Dating app Tinder probably registered its most unlikely bachelor yet – a 43-year-old six-foot tall northern white rhino named Sudan (pictured above). Conservationists at Kenya’s Ol Pejeta conservancy created a profile for Sudan in a bid to generate funds for a $9-million (approximately Rs 57 crore) fertility treatment after attempts to get him to mate naturally have failed to impregnate his female counterparts.
Sudan’s Tinder profile describes him as a lover of the outdoors who “travels widely”. “I do not mean to be too forward, but the fate of my species literally depends on me. I perform well under pressure. I like to eat grass and chill in the mud. No problems. 6 ft tall and 5,000 pounds if it matters,” his profile reads. A swipe right on the rhino’s profile takes users to the Ol Pejeta donation page: www.olpejetaconservancy.org/. The website temporarily crashed with the unexpected spurt in hits.
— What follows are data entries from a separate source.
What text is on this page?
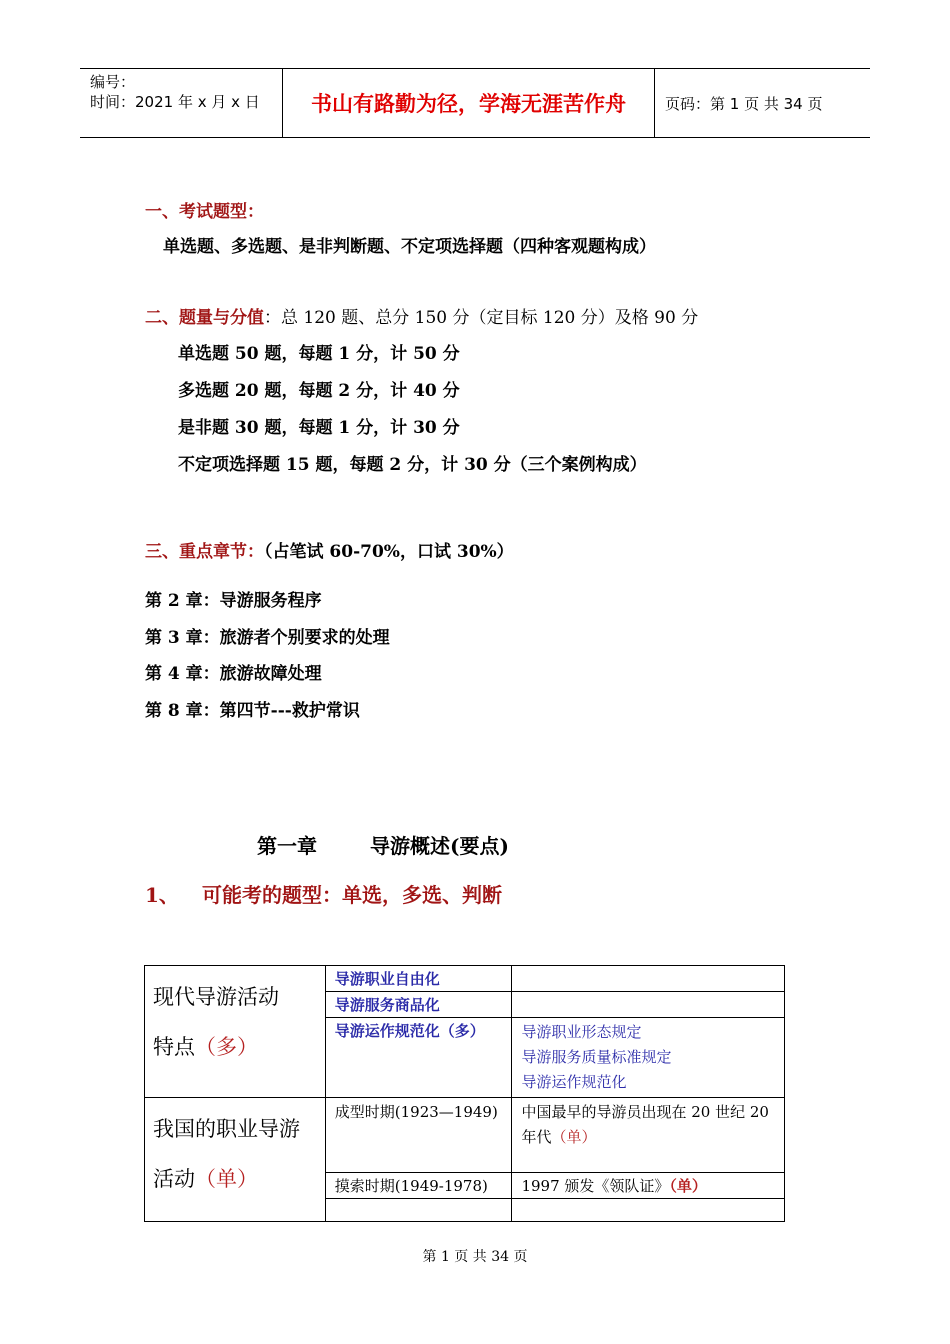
编号：
时间：2021 年 x 月 x 日	书山有路勤为径，学海无涯苦作舟	页码：第 1 页 共 34 页
一、考试题型：
单选题、多选题、是非判断题、不定项选择题（四种客观题构成）
二、题量与分值：总 120 题、总分 150 分（定目标 120 分）及格 90 分
单选题 50 题，每题 1 分，计 50 分
多选题 20 题，每题 2 分，计 40 分
是非题 30 题，每题 1 分，计 30 分
不定项选择题 15 题，每题 2 分，计 30 分（三个案例构成）
三、重点章节：（占笔试 60-70%，口试 30%）
第 2 章：导游服务程序
第 3 章：旅游者个别要求的处理
第 4 章：旅游故障处理
第 8 章：第四节---救护常识
第一章	导游概述(要点)
1、 可能考的题型：单选，多选、判断
现代导游活动
特点（多）	导游职业自由化	
	导游服务商品化	
	导游运作规范化（多）	导游职业形态规定
导游服务质量标准规定
导游运作规范化

我国的职业导游
活动（单）	成型时期(1923—1949)	中国最早的导游员出现在 20 世纪 20 年代（单）
	摸索时期(1949-1978)	1997 颁发《领队证》（单）

第 1 页 共 34 页
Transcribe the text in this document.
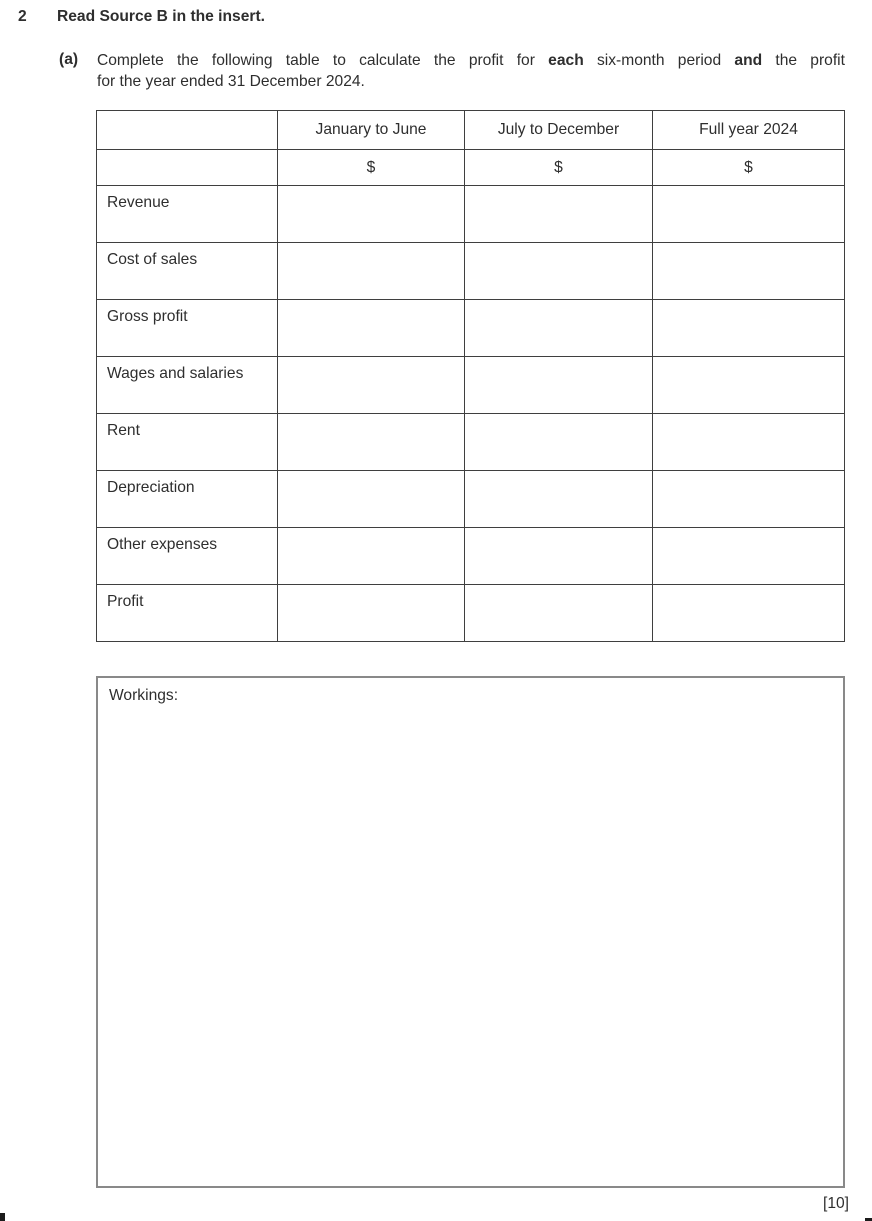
2 Read Source B in the insert.
(a) Complete the following table to calculate the profit for each six-month period and the profit
for the year ended 31 December 2024.
	January to June	July to December	Full year 2024
	$	$	$
Revenue			
Cost of sales			
Gross profit			
Wages and salaries			
Rent			
Depreciation			
Other expenses			
Profit			
Workings:
[10]
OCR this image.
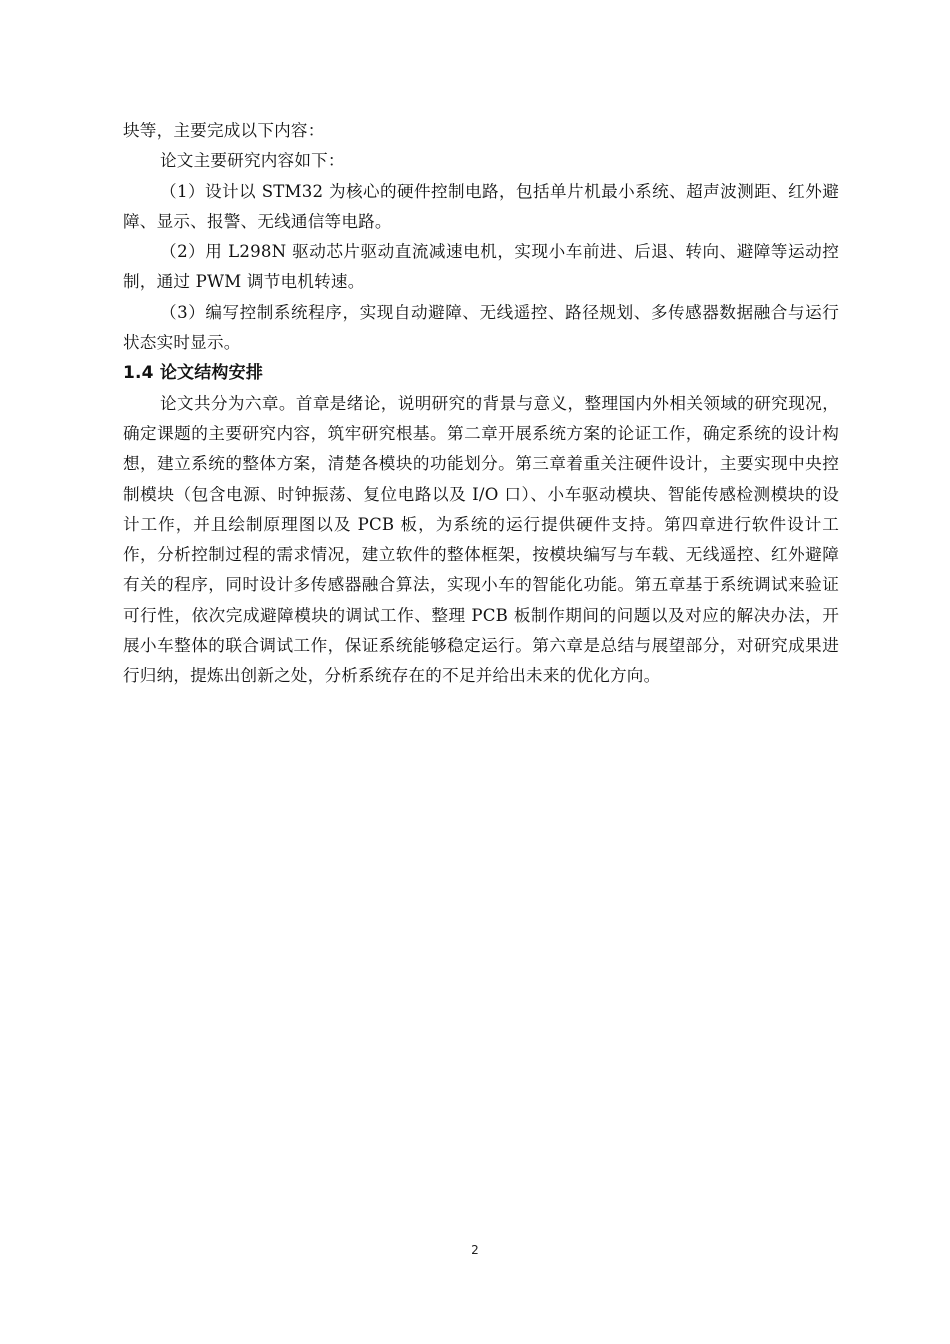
块等，主要完成以下内容：

论文主要研究内容如下：

（1）设计以 STM32 为核心的硬件控制电路，包括单片机最小系统、超声波测距、红外避障、显示、报警、无线通信等电路。

（2）用 L298N 驱动芯片驱动直流减速电机，实现小车前进、后退、转向、避障等运动控制，通过 PWM 调节电机转速。

（3）编写控制系统程序，实现自动避障、无线遥控、路径规划、多传感器数据融合与运行状态实时显示。

1.4 论文结构安排

论文共分为六章。首章是绪论，说明研究的背景与意义，整理国内外相关领域的研究现况，确定课题的主要研究内容，筑牢研究根基。第二章开展系统方案的论证工作，确定系统的设计构想，建立系统的整体方案，清楚各模块的功能划分。第三章着重关注硬件设计，主要实现中央控制模块（包含电源、时钟振荡、复位电路以及 I/O 口）、小车驱动模块、智能传感检测模块的设计工作，并且绘制原理图以及 PCB 板，为系统的运行提供硬件支持。第四章进行软件设计工作，分析控制过程的需求情况，建立软件的整体框架，按模块编写与车载、无线遥控、红外避障有关的程序，同时设计多传感器融合算法，实现小车的智能化功能。第五章基于系统调试来验证可行性，依次完成避障模块的调试工作、整理 PCB 板制作期间的问题以及对应的解决办法，开展小车整体的联合调试工作，保证系统能够稳定运行。第六章是总结与展望部分，对研究成果进行归纳，提炼出创新之处，分析系统存在的不足并给出未来的优化方向。

2
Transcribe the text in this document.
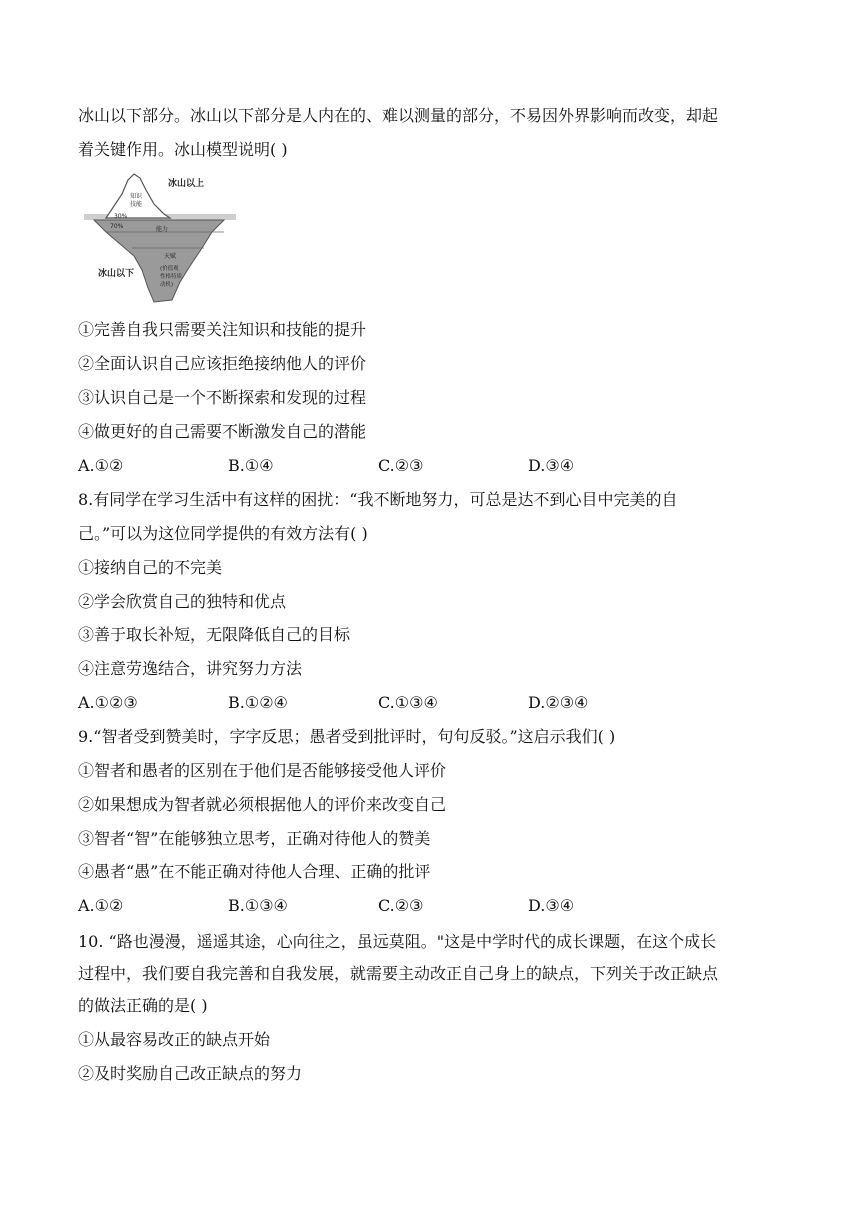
冰山以下部分。冰山以下部分是人内在的、难以测量的部分，不易因外界影响而改变，却起
着关键作用。冰山模型说明( )
冰山以上
冰山以下
知识
技能
30%
70%	能力
天赋
(价值观
性格特质
动机)
①完善自我只需要关注知识和技能的提升
②全面认识自己应该拒绝接纳他人的评价
③认识自己是一个不断探索和发现的过程
④做更好的自己需要不断激发自己的潜能
A.①②	B.①④	C.②③	D.③④
8.有同学在学习生活中有这样的困扰：“我不断地努力，可总是达不到心目中完美的自
己。”可以为这位同学提供的有效方法有( )
①接纳自己的不完美
②学会欣赏自己的独特和优点
③善于取长补短，无限降低自己的目标
④注意劳逸结合，讲究努力方法
A.①②③	B.①②④	C.①③④	D.②③④
9.“智者受到赞美时，字字反思；愚者受到批评时，句句反驳。”这启示我们( )
①智者和愚者的区别在于他们是否能够接受他人评价
②如果想成为智者就必须根据他人的评价来改变自己
③智者“智”在能够独立思考，正确对待他人的赞美
④愚者“愚”在不能正确对待他人合理、正确的批评
A.①②	B.①③④	C.②③	D.③④
10. “路也漫漫，遥遥其途，心向往之，虽远莫阻。"这是中学时代的成长课题，在这个成长
过程中，我们要自我完善和自我发展，就需要主动改正自己身上的缺点，下列关于改正缺点
的做法正确的是( )
①从最容易改正的缺点开始
②及时奖励自己改正缺点的努力
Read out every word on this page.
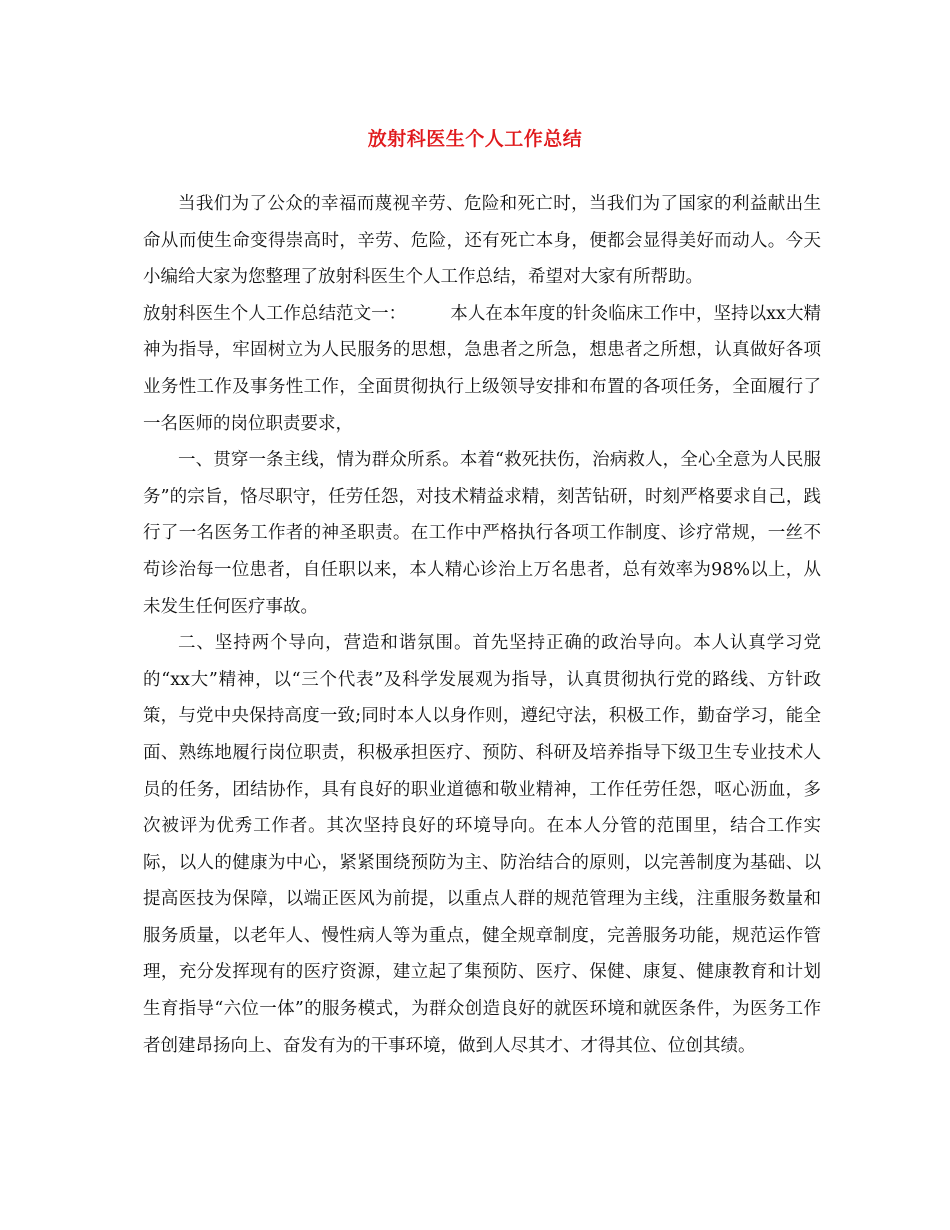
放射科医生个人工作总结

当我们为了公众的幸福而蔑视辛劳、危险和死亡时，当我们为了国家的利益献出生命从而使生命变得崇高时，辛劳、危险，还有死亡本身，便都会显得美好而动人。今天小编给大家为您整理了放射科医生个人工作总结，希望对大家有所帮助。

放射科医生个人工作总结范文一：	本人在本年度的针灸临床工作中，坚持以xx大精神为指导，牢固树立为人民服务的思想，急患者之所急，想患者之所想，认真做好各项业务性工作及事务性工作，全面贯彻执行上级领导安排和布置的各项任务，全面履行了一名医师的岗位职责要求，

一、贯穿一条主线，情为群众所系。本着“救死扶伤，治病救人，全心全意为人民服务”的宗旨，恪尽职守，任劳任怨，对技术精益求精，刻苦钻研，时刻严格要求自己，践行了一名医务工作者的神圣职责。在工作中严格执行各项工作制度、诊疗常规，一丝不苟诊治每一位患者，自任职以来，本人精心诊治上万名患者，总有效率为98%以上，从未发生任何医疗事故。

二、坚持两个导向，营造和谐氛围。首先坚持正确的政治导向。本人认真学习党的“xx大”精神，以“三个代表”及科学发展观为指导，认真贯彻执行党的路线、方针政策，与党中央保持高度一致;同时本人以身作则，遵纪守法，积极工作，勤奋学习，能全面、熟练地履行岗位职责，积极承担医疗、预防、科研及培养指导下级卫生专业技术人员的任务，团结协作，具有良好的职业道德和敬业精神，工作任劳任怨，呕心沥血，多次被评为优秀工作者。其次坚持良好的环境导向。在本人分管的范围里，结合工作实际，以人的健康为中心，紧紧围绕预防为主、防治结合的原则，以完善制度为基础、以提高医技为保障，以端正医风为前提，以重点人群的规范管理为主线，注重服务数量和服务质量，以老年人、慢性病人等为重点，健全规章制度，完善服务功能，规范运作管理，充分发挥现有的医疗资源，建立起了集预防、医疗、保健、康复、健康教育和计划生育指导“六位一体”的服务模式，为群众创造良好的就医环境和就医条件，为医务工作者创建昂扬向上、奋发有为的干事环境，做到人尽其才、才得其位、位创其绩。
Scientists plan on using the northern white rhino’s sperm to fertilise an egg from one of the two suriving northern white rhino females: 17-year-old Satu or 27-year-old Najin. The embryo will be implanted in a surrogate southern white rhino, a relatively more common species. “We tried everything to get them to mate naturally,” said Elodie Sampere, the marketing manager at the facility where the three endangered animals are under round-the-clock security, Reuters reported.
“We removed them from a zoo environment, which was not conducive to natural instincts, and put them in a semi-wild environment. There were a couple of matings, but it never resulted in a pregnancy,” Sampere told Reuters.
His caretakers fear the 43-year-old’s imminent death will lead to the end of his species. Poachers sell northern white rhinos horns for an estimated $50,000 (aprroximately Rs 32 lakh) per kilo. “As long as the demand for rhino horn in the Far East persists, there will always be an ever-present threat,” said rhino expert Richard Vigne, chief executive officer of Ol Pejeta.